Malaria Consortium, London, United Kingdom.
PLoS One. 2021 May 24;16(5):e0251101. doi: 10.1371/journal.pone.0251101. eCollection 2021.
Viral outbreaks present a particular challenge in countries in Africa where there is already a high incidence of other infectious diseases, including malaria which can alter immune responses to secondary infection. Ebola virus disease (EVD) is one such problem; understanding how Plasmodium spp. and Ebolavirus (EBOV) interact is important for future outbreaks.
We conducted a systematic review in PubMed and Web of Science to find peer-reviewed papers with primary data literature to determine 1) prevalence of EBOV/Plasmodium spp. coinfection, 2) effect of EBOV/Plasmodium spp. coinfection on EVD pathology and the immune response, 3) impact of EBOV/Plasmodium spp. coinfection on the outcome of EVD-related mortality. Random effects meta-analyses were conducted with the R package meta to produce overall proportion and effect estimates as well as measure between-study heterogeneity.
From 322 peer-reviewed papers, 17 were included in the qualitative review and nine were included in a meta-analysis. Prevalence of coinfection was between 19% and 72%. One study reported significantly lower coagulatory response biomarkers in coinfected cases but no difference in inflammatory markers. Case fatality rates were similar between EBOV(+)/Pl(+) and EBOV(+)/Pl(-) cases (62.8%, 95% CI 49.3-74.6 and 56.7%, 95% CI 53.2-60.1, respectively), and there was no significant difference in risk of mortality (RR 1.09, 95% CI 0.90-1.31) although heterogeneity between studies was high. One in vivo mouse model laboratory study found no difference in mortality by infection status, but another found prior acute Plasmodium yoeli infection was protective against morbidity and mortality via the IFN-γ signalling pathway.

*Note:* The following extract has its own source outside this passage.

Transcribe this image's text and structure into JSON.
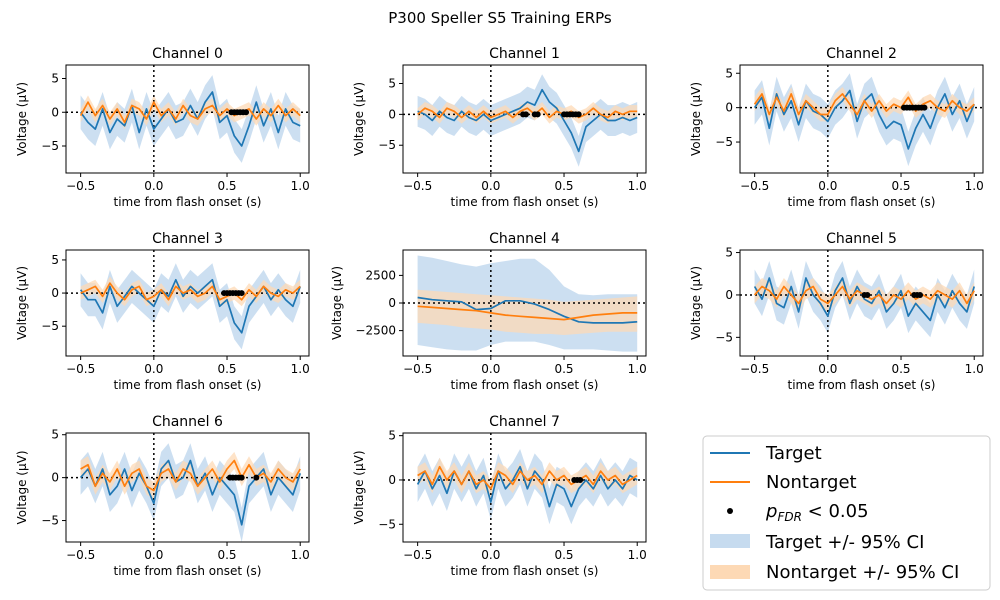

The literature was inconclusive; studies varied widely and there was little attempt to adjust for confounding variables. Laboratory studies may present the best option to answer how pathogens interact within the body but improvement in data collection and analysis and in diagnostic methods would aid patient studies in the future.
在已经存在高发病率的其他传染病(包括可能改变对二次感染的免疫反应的疟疾)的非洲国家,病毒爆发构成了一个特殊挑战。埃博拉病毒病(EVD)就是这样一个问题;了解疟原虫属和埃博拉病毒(EBOV)如何相互作用对于未来的爆发很重要。
我们在 PubMed 和 Web of Science 上进行了系统综述,以查找具有原始数据文献的同行评议论文,以确定 1)EBOV/疟原虫属混合感染的流行率,2)EBOV/疟原虫属混合感染对 EVD 病理学和免疫反应的影响,3)EBOV/疟原虫属混合感染对 EVD 相关死亡率结果的影响。使用 R 包 meta 进行随机效应荟萃分析,以产生总体比例和效应估计值,并测量研究之间的异质性。
从 322 篇同行评议论文中,有 17 篇被纳入定性综述,9 篇被纳入荟萃分析。混合感染的流行率在 19%至 72%之间。一项研究报告称,混合感染病例的凝血反应生物标志物显著降低,但炎症标志物无差异。EBOV(+)/Pl(+)和 EBOV(+)/Pl(-)病例的病死率相似(分别为 62.8%,95%CI 49.3-74.6 和 56.7%,95%CI 53.2-60.1),且死亡率无显著差异(RR 1.09,95%CI 0.90-1.31),尽管研究之间存在高度异质性。一项体内小鼠模型实验室研究发现,感染状态对死亡率没有影响,但另一项研究发现,先前急性疟原虫 yoeli 感染通过 IFN-γ 信号通路对发病率和死亡率具有保护作用。
文献结果并不一致;研究差异很大,很少有尝试调整混杂变量。实验室研究可能是回答病原体如何在体内相互作用的最佳选择,但改善数据收集和分析以及诊断方法将有助于未来的患者研究。